Puzzled by something you’ve seen? Send a description, with a photo if possible, to: whattheheckjt@yahoo.co.jp or Alice Gordenker, L&C Department. The Japan Times, 4-5-4 Shibaura, Minato-ku, Tokyo 108-8071.

  • http://registeredalien.weebly.com gpiper

    Unsurprisingly, everyone misses an essential point here. We in capitalist liberal democratic societies have convinced ourselves of the virtue of greed and money and totally forgotten its dodgy history. But consider this: money is obscene and it taints us. Money is an existential abomination, but a necessary evil. Since money is essentially evil it is fitting that we create mechanisms to regulate contact with and exchange of it. So I greatly appreciate these little cash trays at banks and shops as a kind of barrier that somewhat protects us – the customer and the vendor – from excessive taint of money on our souls. I don’t mean as a barrier to germs inhabiting the surface of the currency. I mean they serve as an acknowledgment that money is a little dodgy. Their existence in Japan – even if people no longer remember their origin – indicates that awareness of the moral dilemma at least used to be high(er), even if it is currently extinct. Of course the trays have some mundane and vaguely practical function: they help the vendor display change to the customer for confirmation; they help prevent embarrassing spillage onto the floor, etc. But those are only quaint justifications revealing people’s ignorance of the spiritual and existential debate associated with money. Let people know – teach them, remind them – that although money is important it is not THAT important!

    • J.P. Bunny

      I certainly wouldn’t mind being tainted with a bit more of this obscene money.

    • Hendrix

      Lighten up man ! … whats with the ” i’m above money” banta? …

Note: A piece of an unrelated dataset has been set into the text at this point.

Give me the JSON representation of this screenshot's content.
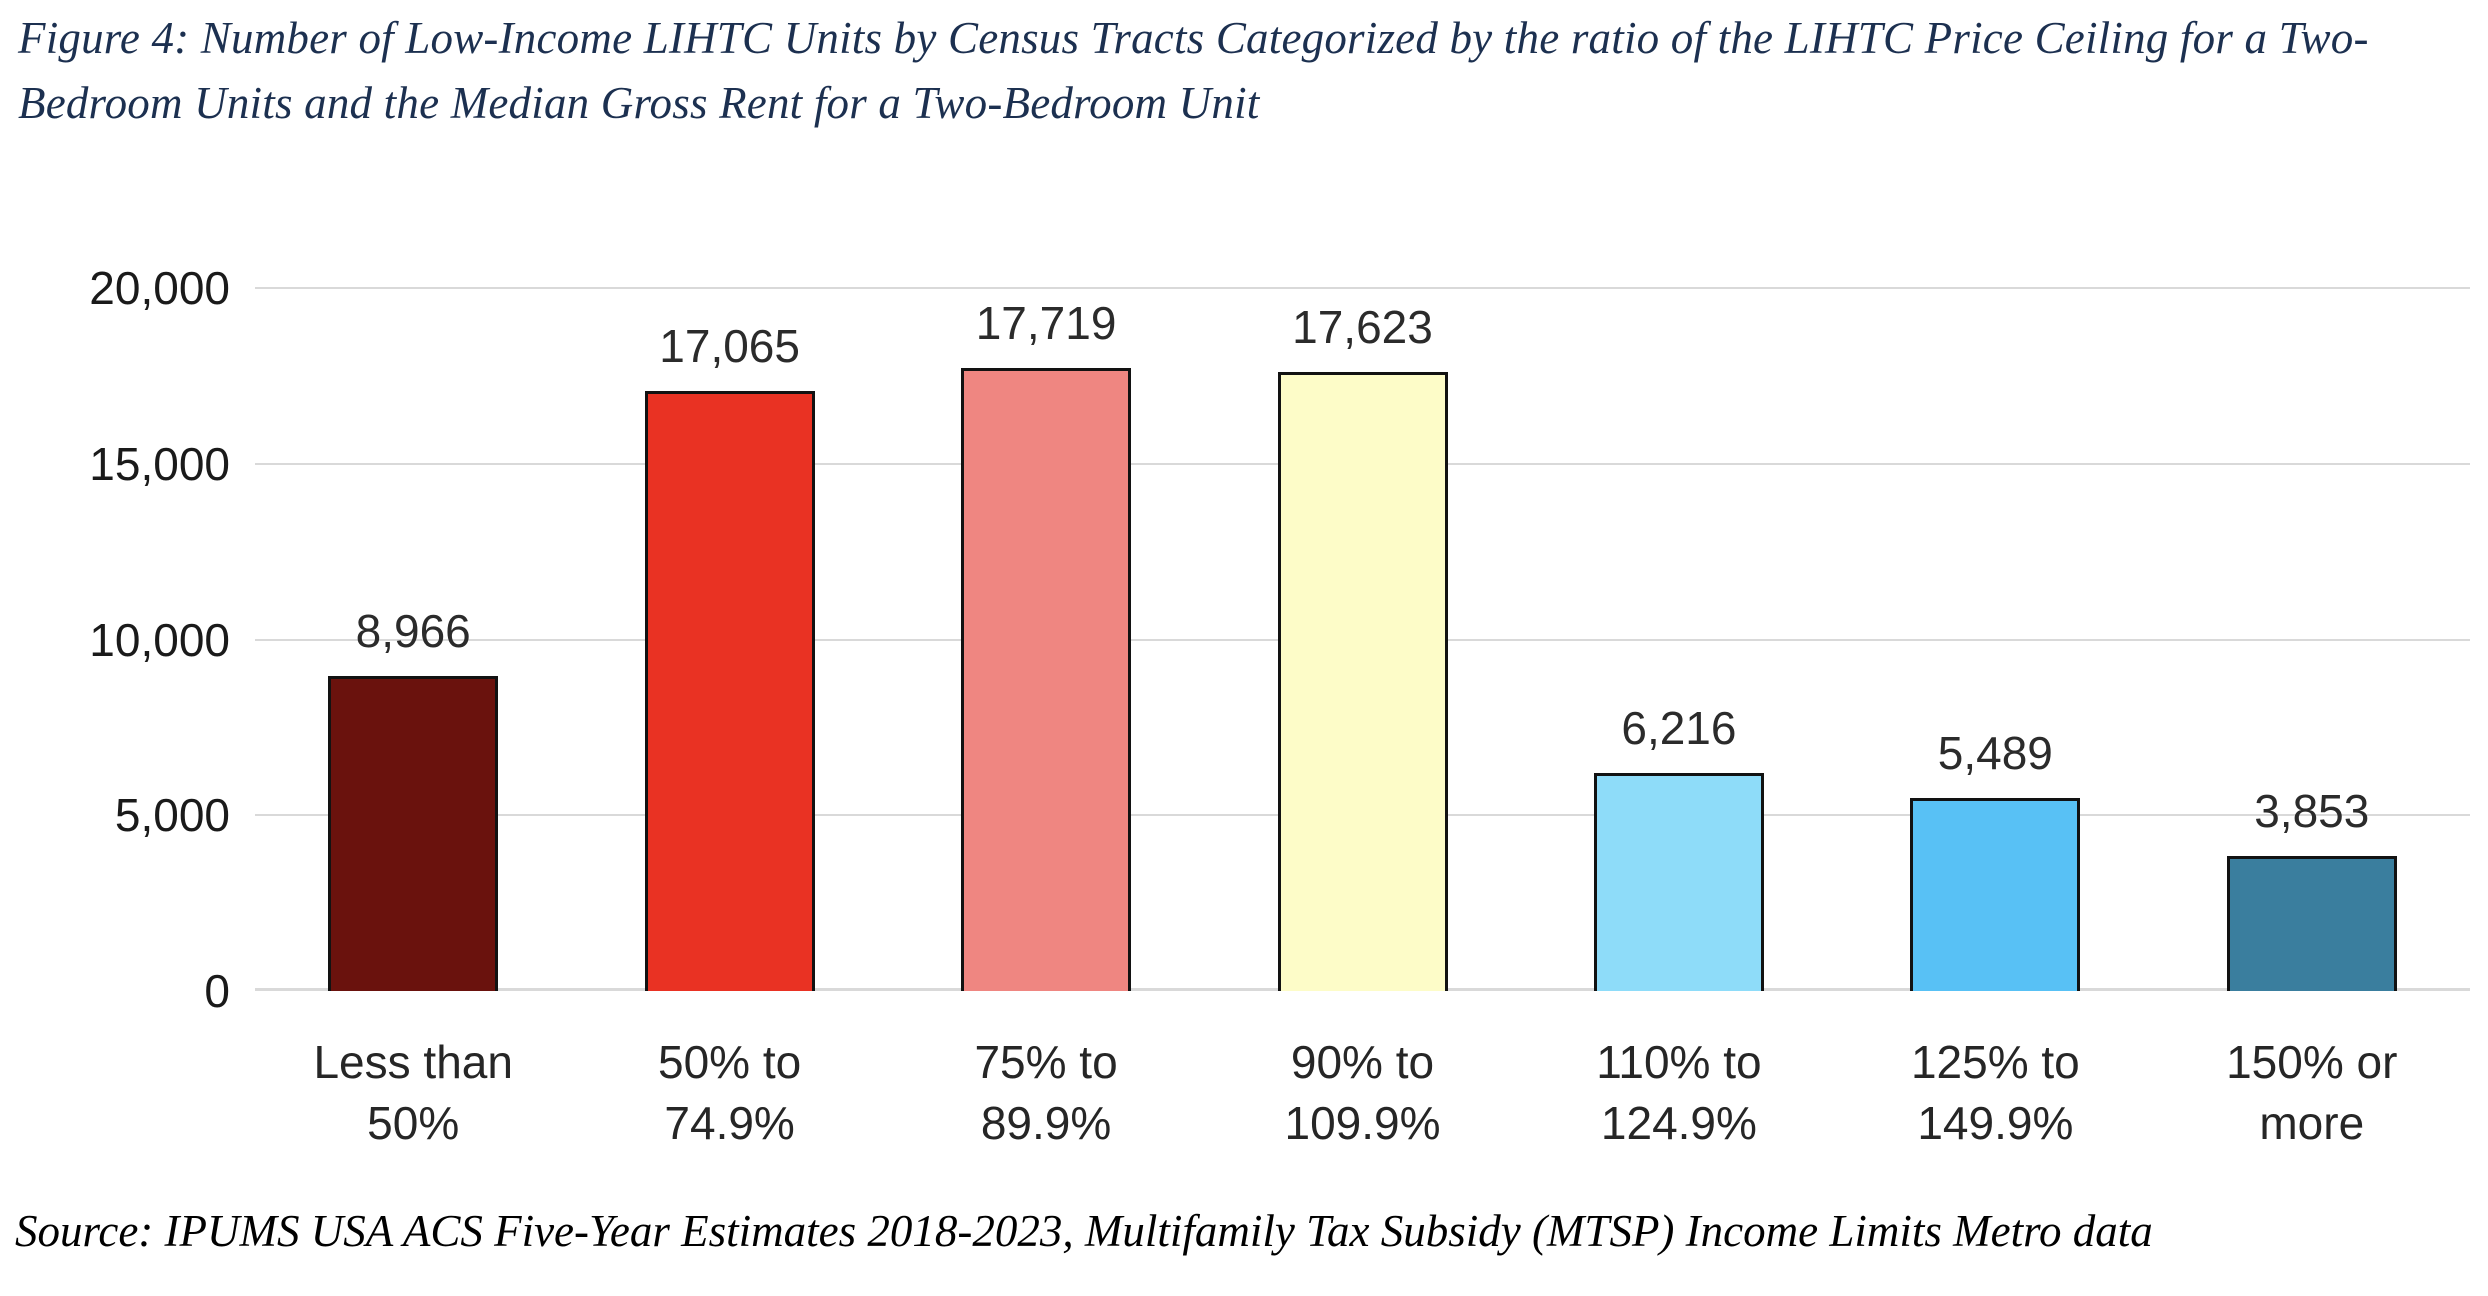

      • http://registeredalien.weebly.com gpiper

        I guess you missed the part where I said that money is important.

  • raptorjesus169

    You said the word karuton was adopted into Japanese around 1918. Isn’t that around the time Japan was getting more cultural influence from Western countries? Seeing as these trays are used quite a bit, at least in America, it would make sense that these coin trays were also a by product of that influence.

  • Mike Brown

    you can hand the clerk your money if you want. I promise, they won’t turn it down.

  • srbh

    Alice – if you get a chance to ask follow-up questions, I also wonder why change is always given “big notes first”. Our American “logic” follows the form of starting with the transaction amount, and then adding change until it equals the amount given by customer. Yet another example of “logic” not being universal….
    Scott

  • Jambor Jambor

    There is a much older custom that seems so similar it is hard to imagine that it is not related. When passing an item to someone – say a cup to a house guest – one is traditionally never supposed to hand the item directly to the other person – i.e. never directly from hand to hand. Typically this meant placing the item on a tray (お盆) and offering the item on the tray to the person (or at least placing the item in front of the person for them to pick up). You can see examples of this today in, for example, formal Shinto ceremonies a ceremonial square tray is often used (折敷) or frankly at any fancy kaiseki restaurants.

    I’m not sure about the origin of the custom, but perhaps the action of taking something out of someone’s hand feels too close to taking it forcefully from them – i.e. for the same reason it is considered impolite for two people to hold the same piece of food by chopstick (for example, if passing food between people from chopstick to chopstick).

  • marcellus00

    “Coin trays” are common in Russia too. But, as I think of it, I don’t how to call them)

  • Michael

    One name for these trays that comes up with the most hits on a Bing image search is “check tray”.